Em comparação, as imagens de Pyongyang, a capital da fechada Coreia do Norte, apresentam carros bem definidos, e é possível até distinguir pessoas.
Por que as imagens de satélite são tão importantes?
O uso de imagens de satélite se tornou um elemento fundamental nos registros de conflitos.
No mais recente confronto no Oriente Médio, pesquisadores usam satélites para tentar confirmar as localizações exatas dos mísseis lançados e dos prédios atingidos em Gaza e em Israel.

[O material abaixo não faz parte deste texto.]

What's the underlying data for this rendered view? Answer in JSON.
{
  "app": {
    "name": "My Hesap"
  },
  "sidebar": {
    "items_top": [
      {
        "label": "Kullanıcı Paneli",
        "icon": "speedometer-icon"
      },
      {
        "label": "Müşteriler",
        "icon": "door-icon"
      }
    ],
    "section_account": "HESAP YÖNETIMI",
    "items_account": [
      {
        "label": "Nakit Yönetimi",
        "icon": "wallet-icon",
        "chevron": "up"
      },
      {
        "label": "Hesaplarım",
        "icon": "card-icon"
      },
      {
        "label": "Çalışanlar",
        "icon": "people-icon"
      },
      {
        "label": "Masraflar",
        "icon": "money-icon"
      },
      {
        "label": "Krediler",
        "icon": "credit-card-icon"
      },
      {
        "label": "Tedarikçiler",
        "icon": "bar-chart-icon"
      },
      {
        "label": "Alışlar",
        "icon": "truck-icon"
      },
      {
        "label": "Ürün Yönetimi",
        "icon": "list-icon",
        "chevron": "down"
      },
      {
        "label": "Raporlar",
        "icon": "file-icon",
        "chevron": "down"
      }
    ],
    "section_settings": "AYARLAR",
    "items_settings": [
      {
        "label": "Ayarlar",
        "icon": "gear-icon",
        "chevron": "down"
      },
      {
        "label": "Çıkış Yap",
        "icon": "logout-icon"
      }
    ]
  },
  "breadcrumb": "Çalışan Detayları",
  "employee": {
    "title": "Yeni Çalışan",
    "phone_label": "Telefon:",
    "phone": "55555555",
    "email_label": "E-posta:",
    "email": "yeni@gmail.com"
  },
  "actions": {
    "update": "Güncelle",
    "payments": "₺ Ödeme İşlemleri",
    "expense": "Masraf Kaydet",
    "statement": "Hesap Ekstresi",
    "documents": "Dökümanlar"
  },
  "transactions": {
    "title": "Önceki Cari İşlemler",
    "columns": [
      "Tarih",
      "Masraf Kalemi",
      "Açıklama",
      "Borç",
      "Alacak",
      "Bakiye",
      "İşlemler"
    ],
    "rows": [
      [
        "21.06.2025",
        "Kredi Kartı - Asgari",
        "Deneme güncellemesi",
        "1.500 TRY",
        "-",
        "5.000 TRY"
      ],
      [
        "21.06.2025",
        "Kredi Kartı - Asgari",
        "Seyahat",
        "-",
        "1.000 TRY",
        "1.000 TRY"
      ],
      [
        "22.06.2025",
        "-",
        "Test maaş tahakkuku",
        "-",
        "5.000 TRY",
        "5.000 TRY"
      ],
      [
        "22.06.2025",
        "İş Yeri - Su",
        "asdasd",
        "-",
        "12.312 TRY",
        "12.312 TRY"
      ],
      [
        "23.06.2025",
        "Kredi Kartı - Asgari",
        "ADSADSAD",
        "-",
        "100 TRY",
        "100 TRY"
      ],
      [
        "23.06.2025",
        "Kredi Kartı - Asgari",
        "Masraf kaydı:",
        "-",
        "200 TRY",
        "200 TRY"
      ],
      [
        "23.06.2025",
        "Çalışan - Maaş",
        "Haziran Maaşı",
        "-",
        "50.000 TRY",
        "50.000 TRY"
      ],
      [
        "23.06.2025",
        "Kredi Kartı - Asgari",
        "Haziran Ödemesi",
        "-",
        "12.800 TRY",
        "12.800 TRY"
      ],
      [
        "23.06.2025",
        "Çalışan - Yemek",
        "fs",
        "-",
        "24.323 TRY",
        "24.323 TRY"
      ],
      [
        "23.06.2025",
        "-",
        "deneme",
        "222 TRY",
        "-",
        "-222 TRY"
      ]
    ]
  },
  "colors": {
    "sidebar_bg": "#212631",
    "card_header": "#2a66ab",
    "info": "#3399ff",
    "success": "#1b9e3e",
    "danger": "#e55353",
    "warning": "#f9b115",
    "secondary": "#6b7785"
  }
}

Mas no Google Earth, a mais popular plataforma desse segmento, as imagens mais recentes de Gaza aparecem em baixa resolução e por vezes borradas.
"As imagens mais recentes do Google Earth ali são de 2016 e são um lixo. Eu dei um zoom em algumas áreas aleatórias da zona rural da Síria e havia mais de 20 imagens registradas (desde 2016) em alta resolução", escreveu no Twitter o jornalista Aric Toler, do Bellingcat.
O Google afirma que seu objetivo é manter sempre atualizadas as imagens de lugares densamente povoados, mas não tem sido o caso de Gaza.
Há imagens em alta resolução disponíveis?
Até o ano passado, o governo dos Estados Unidos limitava a qualidade das imagens de satélite de Israel e dos territórios palestinos que empresas americanas podiam comercializar.
As restrições foram adotadas em 1997, por meio da Emenda Kyl-Bingaman (KBA, na sigla em inglês), em apoio a temores de segurança de Israel.
Sob a KBA, fornecedores americanos de imagens de satélite podiam oferecer imagens em baixa resolução, com pixels maiores do que 2 m (o que torna visível um objeto do tamanho de um carro).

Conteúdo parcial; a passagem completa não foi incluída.